Mean Time to Remediate Is Not a Fielding Model: A Cadence Audit for Enterprise Vulnerability Management
Abstract
Enterprise security teams commonly summarize remediation through mean time to remediate (MTTR), SLA compliance, dwell time, or detection delay.
These metrics are useful, but they can hide how fixes actually reach the estate: continuously, through scheduled maintenance windows, in deployment rings, or through emergency bypass paths.
This paper introduces a remediation-cadence audit for enterprise vulnerability management.

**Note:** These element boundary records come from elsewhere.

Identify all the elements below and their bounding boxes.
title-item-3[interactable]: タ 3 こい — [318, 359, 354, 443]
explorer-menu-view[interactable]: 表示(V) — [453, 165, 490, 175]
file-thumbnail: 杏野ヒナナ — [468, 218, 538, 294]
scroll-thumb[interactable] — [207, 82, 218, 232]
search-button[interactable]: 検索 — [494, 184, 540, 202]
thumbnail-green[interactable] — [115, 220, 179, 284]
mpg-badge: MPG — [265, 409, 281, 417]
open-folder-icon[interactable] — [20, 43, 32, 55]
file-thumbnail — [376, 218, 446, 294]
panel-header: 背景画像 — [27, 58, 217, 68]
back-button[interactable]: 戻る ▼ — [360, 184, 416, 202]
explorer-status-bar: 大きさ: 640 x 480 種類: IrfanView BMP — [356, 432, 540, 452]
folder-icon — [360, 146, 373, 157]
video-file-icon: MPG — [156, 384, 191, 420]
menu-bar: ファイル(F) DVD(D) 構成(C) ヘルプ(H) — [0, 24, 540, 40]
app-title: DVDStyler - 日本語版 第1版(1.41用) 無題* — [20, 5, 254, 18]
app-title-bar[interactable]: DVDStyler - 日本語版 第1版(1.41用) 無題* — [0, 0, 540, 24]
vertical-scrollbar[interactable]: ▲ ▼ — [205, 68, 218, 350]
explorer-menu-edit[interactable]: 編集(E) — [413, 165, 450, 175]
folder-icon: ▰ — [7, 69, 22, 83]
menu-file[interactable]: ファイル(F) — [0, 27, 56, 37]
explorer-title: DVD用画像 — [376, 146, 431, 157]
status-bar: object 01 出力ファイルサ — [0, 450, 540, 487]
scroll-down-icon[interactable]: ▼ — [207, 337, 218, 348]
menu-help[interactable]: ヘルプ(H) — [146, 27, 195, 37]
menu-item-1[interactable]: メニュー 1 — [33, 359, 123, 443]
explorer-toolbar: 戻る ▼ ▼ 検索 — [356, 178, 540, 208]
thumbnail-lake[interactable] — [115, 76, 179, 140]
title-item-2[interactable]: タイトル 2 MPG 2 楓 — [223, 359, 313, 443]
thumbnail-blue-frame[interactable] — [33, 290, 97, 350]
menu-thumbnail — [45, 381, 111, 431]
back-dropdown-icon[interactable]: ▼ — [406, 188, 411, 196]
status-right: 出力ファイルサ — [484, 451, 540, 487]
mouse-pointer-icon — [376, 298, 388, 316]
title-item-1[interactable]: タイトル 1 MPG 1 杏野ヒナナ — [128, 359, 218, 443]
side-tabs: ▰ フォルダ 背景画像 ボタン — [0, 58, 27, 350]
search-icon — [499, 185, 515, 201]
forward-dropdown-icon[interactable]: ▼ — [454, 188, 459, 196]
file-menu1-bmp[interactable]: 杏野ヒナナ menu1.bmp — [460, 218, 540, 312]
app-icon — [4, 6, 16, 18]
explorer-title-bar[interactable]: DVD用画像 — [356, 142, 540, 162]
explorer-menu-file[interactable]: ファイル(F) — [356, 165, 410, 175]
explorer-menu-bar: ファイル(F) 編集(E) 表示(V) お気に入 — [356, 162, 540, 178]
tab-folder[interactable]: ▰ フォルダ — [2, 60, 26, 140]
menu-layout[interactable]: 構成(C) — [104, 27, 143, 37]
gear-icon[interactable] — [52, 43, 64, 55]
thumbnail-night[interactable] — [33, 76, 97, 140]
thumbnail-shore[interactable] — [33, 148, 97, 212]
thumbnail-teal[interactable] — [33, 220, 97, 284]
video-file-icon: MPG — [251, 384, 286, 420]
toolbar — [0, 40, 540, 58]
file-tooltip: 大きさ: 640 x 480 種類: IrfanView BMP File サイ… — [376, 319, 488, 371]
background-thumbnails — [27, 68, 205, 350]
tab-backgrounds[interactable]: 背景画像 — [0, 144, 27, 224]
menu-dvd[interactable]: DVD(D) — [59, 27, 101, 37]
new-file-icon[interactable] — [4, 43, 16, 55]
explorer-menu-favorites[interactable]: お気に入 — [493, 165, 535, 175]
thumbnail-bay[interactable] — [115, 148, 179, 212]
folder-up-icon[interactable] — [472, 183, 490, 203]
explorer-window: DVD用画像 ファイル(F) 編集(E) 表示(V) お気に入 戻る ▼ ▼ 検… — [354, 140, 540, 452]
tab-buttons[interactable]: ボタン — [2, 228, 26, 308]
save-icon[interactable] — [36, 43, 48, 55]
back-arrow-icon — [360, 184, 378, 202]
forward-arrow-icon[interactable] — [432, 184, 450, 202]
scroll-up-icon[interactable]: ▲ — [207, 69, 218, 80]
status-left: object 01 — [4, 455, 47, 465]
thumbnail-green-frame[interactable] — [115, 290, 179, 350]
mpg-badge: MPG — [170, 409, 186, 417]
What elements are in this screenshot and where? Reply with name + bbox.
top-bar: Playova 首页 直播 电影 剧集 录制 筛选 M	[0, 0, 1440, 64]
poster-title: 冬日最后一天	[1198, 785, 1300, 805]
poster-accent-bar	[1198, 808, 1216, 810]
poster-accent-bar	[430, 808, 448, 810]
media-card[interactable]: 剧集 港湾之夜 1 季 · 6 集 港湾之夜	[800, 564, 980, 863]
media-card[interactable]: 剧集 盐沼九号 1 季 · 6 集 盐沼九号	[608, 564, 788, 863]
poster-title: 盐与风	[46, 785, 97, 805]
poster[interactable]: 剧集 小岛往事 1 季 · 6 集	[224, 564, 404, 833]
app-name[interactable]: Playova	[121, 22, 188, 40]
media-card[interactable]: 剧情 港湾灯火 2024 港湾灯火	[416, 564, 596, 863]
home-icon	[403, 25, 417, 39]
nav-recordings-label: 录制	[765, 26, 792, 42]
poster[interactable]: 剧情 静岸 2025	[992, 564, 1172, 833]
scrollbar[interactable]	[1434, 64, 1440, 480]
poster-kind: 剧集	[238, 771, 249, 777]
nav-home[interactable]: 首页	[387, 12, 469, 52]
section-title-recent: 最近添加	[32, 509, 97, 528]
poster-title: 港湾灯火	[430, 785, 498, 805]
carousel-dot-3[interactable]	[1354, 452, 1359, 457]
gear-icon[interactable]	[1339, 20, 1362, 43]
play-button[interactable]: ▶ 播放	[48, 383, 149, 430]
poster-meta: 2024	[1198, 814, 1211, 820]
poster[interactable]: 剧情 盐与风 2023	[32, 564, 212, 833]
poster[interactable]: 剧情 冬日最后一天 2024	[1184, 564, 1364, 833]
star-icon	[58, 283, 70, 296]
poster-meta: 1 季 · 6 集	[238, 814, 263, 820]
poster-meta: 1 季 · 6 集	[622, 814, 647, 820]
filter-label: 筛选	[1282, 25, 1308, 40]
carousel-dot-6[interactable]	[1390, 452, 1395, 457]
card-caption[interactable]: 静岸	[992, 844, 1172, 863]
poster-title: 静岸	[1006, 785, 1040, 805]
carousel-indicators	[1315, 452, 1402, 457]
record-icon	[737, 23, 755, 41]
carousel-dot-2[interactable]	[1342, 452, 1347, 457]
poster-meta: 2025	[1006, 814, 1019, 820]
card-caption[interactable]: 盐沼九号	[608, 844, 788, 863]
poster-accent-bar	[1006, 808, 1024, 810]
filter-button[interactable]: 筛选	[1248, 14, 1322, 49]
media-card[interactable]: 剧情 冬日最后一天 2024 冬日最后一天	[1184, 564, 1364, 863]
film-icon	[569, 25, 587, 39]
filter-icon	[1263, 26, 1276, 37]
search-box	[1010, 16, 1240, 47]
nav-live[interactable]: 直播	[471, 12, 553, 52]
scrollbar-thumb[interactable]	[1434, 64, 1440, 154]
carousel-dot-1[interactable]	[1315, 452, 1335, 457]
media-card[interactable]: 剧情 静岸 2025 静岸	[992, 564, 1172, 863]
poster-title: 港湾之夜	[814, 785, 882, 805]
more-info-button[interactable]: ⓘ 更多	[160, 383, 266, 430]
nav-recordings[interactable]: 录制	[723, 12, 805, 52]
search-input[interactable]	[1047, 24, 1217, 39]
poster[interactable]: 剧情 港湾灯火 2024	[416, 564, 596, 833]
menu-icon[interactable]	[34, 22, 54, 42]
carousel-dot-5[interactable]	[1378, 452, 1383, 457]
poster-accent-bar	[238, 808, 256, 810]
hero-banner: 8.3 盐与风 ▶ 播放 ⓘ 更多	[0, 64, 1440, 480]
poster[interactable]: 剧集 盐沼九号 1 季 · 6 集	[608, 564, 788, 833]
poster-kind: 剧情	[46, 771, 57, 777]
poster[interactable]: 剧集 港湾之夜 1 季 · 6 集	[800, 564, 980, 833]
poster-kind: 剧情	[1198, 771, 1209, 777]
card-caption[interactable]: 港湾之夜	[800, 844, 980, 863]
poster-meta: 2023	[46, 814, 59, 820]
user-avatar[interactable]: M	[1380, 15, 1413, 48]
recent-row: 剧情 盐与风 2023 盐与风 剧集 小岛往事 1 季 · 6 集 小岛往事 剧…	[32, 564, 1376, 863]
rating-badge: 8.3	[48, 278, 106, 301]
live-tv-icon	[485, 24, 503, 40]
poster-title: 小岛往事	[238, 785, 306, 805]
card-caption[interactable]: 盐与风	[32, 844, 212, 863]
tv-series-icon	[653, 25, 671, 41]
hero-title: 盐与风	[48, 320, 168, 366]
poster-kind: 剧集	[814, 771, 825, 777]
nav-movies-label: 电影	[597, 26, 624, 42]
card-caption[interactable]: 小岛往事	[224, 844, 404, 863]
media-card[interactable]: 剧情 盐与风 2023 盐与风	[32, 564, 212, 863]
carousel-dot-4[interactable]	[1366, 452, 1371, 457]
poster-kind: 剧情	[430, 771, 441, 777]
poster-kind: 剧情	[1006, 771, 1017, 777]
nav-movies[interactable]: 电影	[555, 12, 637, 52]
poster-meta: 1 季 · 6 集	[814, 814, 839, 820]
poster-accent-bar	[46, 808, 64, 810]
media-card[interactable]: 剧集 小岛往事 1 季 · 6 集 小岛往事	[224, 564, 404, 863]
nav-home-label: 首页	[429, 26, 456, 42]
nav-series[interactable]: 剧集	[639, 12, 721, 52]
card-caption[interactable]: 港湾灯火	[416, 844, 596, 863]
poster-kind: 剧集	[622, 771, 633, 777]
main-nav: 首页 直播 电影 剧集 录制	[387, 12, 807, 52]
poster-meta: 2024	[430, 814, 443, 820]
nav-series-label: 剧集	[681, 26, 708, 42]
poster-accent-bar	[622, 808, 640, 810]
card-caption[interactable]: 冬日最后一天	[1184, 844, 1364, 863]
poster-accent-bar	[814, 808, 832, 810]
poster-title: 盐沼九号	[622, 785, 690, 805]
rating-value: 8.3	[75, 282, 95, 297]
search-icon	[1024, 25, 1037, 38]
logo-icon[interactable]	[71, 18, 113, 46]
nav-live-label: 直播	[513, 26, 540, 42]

The audit records routine mean lag, release period, release fraction, cohort geometry, emergency/routine split, non-fielding delay, local residual-pressure evidence, and declared rate scenario.
It compares a continuous same-mean shortcut with the recorded release calendar and reports a local capacity verdict plus a calendar discount: the fraction of mean-only local capacity consumed by calendarized fielding.
Worked notional packets with the same 30-day mean lag show why this matters.
Under the normalized screening scenario, a two-month release train consumes 17.4\% of mean-only capacity, a monthly train 5.2\%, and a two-week screen 1.3\%; across a 16-fold attacker-adjustment rate band, the two-month discount remains at least about 12\% and the monthly discount stays in the resolution-sensitive 3--8\% range.
The audit therefore turns cadence assessment into an evidence-resolution question: when the discount is material relative to residual-pressure uncertainty or claimed headroom, MTTR/SLA should not be used alone as fielding evidence.
Release-geometry checks show that deployment rings do not automatically recover the continuous benchmark, and cohort staggering can help or hurt near capacity.
The result is a reproducible governance diagnostic, not a breach predictor or CVE prioritizer.